Simulation of a self-biased reference

[pifouille]

Hi,

I am simulating in LTSpice the self-biased reference shown below without any startup circuit.
This is fig. 20.15 of J. Baker 4th ed.
I used L=2u for all transistors with W/L as shown on the figure.
Models are N_1u and P_1u from cmosedu.com

I was wondering wether a start-up circuit is really necessary here if the P current mirror
sets a current ratio different from 1. So I first simulated the circuit as it is and without any start-up
hoping it would settle to a zero-current state with Vg,n=0 and Vg,p=Vdd.

However, I can't manage to get the circuit to settle this 0-current OP by simulation
-- A transient simulation with Vdd going from 0 to 10 gets to the 20uA OP (which is the other equilibrium for this circuit)
-- a DC simulation on the same range leads to the same results, even with a .IC or .NODESET statement
-- A .OP simulaltion with a .NODESET statement for the gate voltages leads again to the same results.


I was wondering if anybody could help
Thanks in advance

 

[dick_freebird]

There are two or three stable states of this simple PTAT.
Off, current-locked and in the case of its bipolar cousin,
possibly a higher current caused by the reference devices
N and P saturating and messing up the mirror gain in a
"runaway until you hit the wall" sort of way.

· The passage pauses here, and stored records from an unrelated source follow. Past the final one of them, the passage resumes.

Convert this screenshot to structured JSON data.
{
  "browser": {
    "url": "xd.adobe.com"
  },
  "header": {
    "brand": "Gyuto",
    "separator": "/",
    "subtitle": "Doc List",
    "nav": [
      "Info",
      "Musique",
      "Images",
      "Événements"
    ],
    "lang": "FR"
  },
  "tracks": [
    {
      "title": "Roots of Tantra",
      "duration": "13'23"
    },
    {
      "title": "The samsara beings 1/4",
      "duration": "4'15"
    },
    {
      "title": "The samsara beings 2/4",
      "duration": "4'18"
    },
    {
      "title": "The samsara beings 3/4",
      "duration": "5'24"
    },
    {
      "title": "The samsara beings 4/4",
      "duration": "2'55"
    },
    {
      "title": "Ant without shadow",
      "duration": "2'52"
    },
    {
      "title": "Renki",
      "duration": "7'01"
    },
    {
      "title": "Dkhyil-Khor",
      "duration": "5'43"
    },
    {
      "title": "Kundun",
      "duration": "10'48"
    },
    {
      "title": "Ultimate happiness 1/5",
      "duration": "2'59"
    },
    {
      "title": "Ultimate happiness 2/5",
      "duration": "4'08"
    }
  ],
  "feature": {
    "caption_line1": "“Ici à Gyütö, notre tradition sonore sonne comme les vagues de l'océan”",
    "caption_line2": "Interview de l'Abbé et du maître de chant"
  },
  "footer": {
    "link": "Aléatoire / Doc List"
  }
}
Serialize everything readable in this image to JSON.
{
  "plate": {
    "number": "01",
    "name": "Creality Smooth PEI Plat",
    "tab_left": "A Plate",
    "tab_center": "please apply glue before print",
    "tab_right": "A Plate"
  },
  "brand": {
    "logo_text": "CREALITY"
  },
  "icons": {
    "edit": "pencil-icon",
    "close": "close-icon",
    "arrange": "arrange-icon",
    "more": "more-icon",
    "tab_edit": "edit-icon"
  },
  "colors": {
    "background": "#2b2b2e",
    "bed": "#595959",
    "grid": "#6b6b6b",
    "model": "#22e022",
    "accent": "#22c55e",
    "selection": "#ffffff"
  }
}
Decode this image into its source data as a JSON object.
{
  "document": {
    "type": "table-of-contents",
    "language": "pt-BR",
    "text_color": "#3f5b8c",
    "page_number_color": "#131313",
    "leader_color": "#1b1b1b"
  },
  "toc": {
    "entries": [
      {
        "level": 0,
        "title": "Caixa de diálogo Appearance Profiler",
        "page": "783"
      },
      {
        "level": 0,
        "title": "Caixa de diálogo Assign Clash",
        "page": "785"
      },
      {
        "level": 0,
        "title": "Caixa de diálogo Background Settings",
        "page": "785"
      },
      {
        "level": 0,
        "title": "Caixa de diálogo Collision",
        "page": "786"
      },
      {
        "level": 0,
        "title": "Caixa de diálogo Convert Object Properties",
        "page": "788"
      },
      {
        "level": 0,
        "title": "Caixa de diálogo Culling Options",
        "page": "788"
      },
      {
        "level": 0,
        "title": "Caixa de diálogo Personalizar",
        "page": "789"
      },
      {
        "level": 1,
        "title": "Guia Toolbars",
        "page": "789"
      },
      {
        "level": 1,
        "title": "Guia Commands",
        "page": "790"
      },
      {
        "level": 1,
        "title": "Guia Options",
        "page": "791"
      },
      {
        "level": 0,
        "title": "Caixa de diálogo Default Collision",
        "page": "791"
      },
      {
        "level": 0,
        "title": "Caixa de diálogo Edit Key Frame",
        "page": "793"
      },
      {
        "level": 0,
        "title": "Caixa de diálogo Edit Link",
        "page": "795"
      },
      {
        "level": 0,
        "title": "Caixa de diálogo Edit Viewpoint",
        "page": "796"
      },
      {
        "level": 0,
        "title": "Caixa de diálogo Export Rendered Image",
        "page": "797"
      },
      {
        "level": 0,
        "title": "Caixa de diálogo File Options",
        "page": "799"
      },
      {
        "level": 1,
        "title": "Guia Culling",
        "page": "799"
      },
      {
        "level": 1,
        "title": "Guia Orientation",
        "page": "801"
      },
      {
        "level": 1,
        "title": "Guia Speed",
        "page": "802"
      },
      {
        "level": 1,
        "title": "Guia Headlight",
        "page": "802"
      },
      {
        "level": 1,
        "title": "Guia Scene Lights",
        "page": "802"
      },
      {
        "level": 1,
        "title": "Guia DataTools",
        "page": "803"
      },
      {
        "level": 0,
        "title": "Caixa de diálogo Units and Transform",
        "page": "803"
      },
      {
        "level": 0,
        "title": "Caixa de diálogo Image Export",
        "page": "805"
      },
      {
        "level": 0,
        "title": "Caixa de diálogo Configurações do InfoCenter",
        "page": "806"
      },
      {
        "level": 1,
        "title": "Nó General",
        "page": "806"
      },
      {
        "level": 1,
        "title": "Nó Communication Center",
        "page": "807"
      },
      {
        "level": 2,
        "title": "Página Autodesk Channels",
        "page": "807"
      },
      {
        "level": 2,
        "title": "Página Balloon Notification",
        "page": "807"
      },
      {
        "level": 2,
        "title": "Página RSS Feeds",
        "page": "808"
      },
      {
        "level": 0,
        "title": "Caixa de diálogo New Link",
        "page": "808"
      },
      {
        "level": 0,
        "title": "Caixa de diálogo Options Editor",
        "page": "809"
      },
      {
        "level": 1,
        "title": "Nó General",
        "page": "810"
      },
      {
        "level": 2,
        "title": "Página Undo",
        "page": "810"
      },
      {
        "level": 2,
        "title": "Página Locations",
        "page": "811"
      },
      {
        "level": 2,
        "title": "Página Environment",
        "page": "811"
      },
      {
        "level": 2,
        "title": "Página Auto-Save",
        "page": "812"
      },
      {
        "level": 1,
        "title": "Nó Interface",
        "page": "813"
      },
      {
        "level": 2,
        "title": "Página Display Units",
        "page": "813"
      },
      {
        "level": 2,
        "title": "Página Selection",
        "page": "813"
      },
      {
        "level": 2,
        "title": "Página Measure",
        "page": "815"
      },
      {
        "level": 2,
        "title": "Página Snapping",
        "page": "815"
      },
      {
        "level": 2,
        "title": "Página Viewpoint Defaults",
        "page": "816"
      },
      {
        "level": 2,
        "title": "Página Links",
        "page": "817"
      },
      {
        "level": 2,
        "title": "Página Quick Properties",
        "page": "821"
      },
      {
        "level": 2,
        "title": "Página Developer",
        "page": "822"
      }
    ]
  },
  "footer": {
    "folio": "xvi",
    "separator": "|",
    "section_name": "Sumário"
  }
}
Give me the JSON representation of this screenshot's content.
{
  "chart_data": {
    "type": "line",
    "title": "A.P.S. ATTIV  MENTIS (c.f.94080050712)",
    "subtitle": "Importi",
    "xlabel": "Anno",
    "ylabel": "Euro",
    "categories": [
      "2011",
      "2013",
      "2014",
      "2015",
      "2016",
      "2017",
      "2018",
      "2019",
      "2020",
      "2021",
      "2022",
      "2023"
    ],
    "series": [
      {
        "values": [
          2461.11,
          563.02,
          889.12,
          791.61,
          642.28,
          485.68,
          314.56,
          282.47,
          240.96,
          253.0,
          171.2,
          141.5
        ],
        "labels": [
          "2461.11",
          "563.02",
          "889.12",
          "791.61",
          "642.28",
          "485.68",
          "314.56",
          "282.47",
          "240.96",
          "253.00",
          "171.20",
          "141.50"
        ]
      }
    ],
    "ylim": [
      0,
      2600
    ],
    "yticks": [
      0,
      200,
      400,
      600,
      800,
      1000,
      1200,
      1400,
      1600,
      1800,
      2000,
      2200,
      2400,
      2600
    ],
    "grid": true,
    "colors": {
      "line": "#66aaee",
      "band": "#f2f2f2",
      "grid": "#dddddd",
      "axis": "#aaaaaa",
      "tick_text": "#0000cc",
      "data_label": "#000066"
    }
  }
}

Of course if you build it without a startup you will find a way
for it to not-start. Probably at slow corner low temp where
there's no strong junction or subthreshold leakage to boot on.
Bipolars with their base current demand set a higher bar
for startup.

 

[nitishn5]

Your zero current state depends on a bunch of things to happen together.

Vds mismatch in the PMOS Mirrors will cause the currents to be different by default, causing positive feedback to be stronger.
Vth mismatch in the NMOS Mirrors due to different Vsb will also cause the currents to be different, causing negative feedback to be stronger.

If, for some reason, you want to see your reference go into the 0uA point, you would want to run the simulation with

1. Minimum Temperature, to reduce leakage effects which could kickstart your circuit.
2. Supply at such a point that the Vds of M3 is much less than Vds of M4. i.e the mirror ratio in M3/M4 is <1.
3. Give a S-L-O-W ramp to the VDD. This will avoid any capacitive coupling causing the your circuit to kickstart.

 

[pifouille]

Wow. Thank you guys so much for your answers!!
This is the best forum ever

Reducing temp and/or making Vsb=0 in M2 didn't help.
But removing channel length modulation did

The models on cmosedu.com are level 3 and I didn't know how to remove CLM
in a level 3 model, so I made them level 1 and added LAMBDA=0.
There is no more current mismatch between the 2 branches and I finally managed to get the 0-current state
or the 20u state depending on my .nodeset statement.

If you don't mind, I am gonna take advantage of the opportunity
The way I understand the circuit, Id1 and Id2 follow 2 different curves with respect to Vg,n.
This 2 curves only meet a 2 points with Id1=Id2=0 or Id1=Id2=20u
This behavior is confirmed by the following simulation

When using a P current mirror to enforce Id1=Id2, I understand a startup circuit is necessary to prevent the circuit to settle to the 0-current equilibrium.

So my question is: if, instead of a P current mirror with a 1:1 ratio, we choose something different, like 1:1.5,
is a startup circuit still necessary? Is this not exactly why I couldn't get the 0-state in the simulation myself?
I confess it is not very clear why a startup circuit is absolutely necessary here.
Baker himself use a transistor W/L=10/100 in the startup which I guess it would be nice to avoid.

Anyway, thanks again very much to both of you for your answers

Pif

 

[nitishn5]

Basically in the 0 current situation, you want the positive feedback to be strong. For that you are keeping the current mirror ratio for both PMOS and NMOS >1.

While this should always work, there is the situation of true 0 current. Where still 0 x Large Mirror Ratio = 0. So in theory you would be stuck in 0 current mode.
Unless you have some leakage which can get multiplied and kickstart the circuit.

Speaking of leakage though, where does it come from and where flow through? Does leakge current from the PMOS M3 flow as Ids of the NMOS M1 and hence getting multiplied in M2 or does it flow as diode leakage Idb and hence the Ids remains 0 and the current is not mirrored.

It is somewhat luck I suppose now since leakage would not even be modelled accurately.